“you’re old enough to know better… you should be old enough”
The Futureheads are another band that likes to play with their music. There is no overarching structure in their songs. Just when you find a rhythm to pick up on, it disappears. In fact, the music stops and turns in mid-riff so often that it feels like someone smacked the musicians across their faces and they had to regroup. Of course, it also demonstrates how incredibly tight this band plays. It’s like they’re telepathic. Psychopathically telepathic, but together.
The Futureheads are a prime example of why the British still hold bragging rights when it comes to punk. Yes, because it’s 2004, technically this album is postpunk, but it’s more similar to the days of yore (referencing the Clash, Wire, the Gang of Four, Television, XTC, and the Jam—sometimes all in the same song) than any of that American crap we’re producing nowadays and calling punk.
The entire album totals maybe thirty minutes—everything comes at you in a flurry. I’m sure there is a method to their madness, but I don’t really care to find it. It’s a lot more fun just to hold on to the bar and keep your eyes wide open.

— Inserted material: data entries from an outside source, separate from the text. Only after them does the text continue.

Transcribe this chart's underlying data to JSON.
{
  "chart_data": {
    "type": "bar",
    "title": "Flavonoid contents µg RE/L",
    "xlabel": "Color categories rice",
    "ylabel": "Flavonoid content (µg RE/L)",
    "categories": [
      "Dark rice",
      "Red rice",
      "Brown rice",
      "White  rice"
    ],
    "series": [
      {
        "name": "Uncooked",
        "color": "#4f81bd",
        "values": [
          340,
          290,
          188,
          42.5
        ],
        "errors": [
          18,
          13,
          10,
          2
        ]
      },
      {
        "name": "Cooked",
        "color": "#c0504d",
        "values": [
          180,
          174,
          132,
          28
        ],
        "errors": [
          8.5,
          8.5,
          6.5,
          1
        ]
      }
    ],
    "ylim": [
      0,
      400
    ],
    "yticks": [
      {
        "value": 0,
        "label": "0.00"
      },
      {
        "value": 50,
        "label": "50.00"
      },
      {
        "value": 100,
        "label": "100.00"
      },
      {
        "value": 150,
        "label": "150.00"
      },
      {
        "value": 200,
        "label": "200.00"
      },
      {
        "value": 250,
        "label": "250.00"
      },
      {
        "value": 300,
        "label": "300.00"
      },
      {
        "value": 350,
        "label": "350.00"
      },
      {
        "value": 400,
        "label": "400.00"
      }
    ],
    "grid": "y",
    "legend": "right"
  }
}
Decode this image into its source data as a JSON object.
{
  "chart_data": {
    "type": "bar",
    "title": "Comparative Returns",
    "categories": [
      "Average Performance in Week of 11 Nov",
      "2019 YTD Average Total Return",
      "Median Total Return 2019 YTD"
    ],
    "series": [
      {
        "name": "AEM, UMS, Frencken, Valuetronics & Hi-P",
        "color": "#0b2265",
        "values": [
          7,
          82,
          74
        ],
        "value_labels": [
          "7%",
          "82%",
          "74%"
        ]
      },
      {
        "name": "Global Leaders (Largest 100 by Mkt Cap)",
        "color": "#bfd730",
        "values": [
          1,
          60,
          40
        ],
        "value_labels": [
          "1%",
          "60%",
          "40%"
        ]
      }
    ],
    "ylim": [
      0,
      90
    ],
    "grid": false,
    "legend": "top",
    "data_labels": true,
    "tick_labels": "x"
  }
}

The Futureheads are going balls-out, switching everything inside a song at the drop of a hat, drooling intensity, screaming desperately and searchingly before shifting to a nice melodic stint because that’s what they wanted to do. Yes, folks, they are out of their minds and having a great time being that way.
The album is rollicking and unexpected. Apart from the wonderful pulsating, pounding, and flickering songs, they throw in the a cappella “Danger of the Water,” which will make skeptics of punk wonder if maybe these guys actually are talented. They, of course, are. And I have to mention “Carnival Kids,” a grotesquely loud, axe-grinding, and pulse-nuclear explosion of a song that reminds you what punk and energy used to sound like.
The vocals are all over the place all over the album. They are assured and delivered rapidly like bullets, in punk shouts, in repetition, and also in melody combinations that would make barbershop quartets scream like Beatles fans. This music is challenging and rambunctious, existential art rock, and gutter rock and roll. The military drumming and cadence pushes the album throughout, except of course when the Futureheads decided they need to change it all up—fast and with authority, the way punk should be.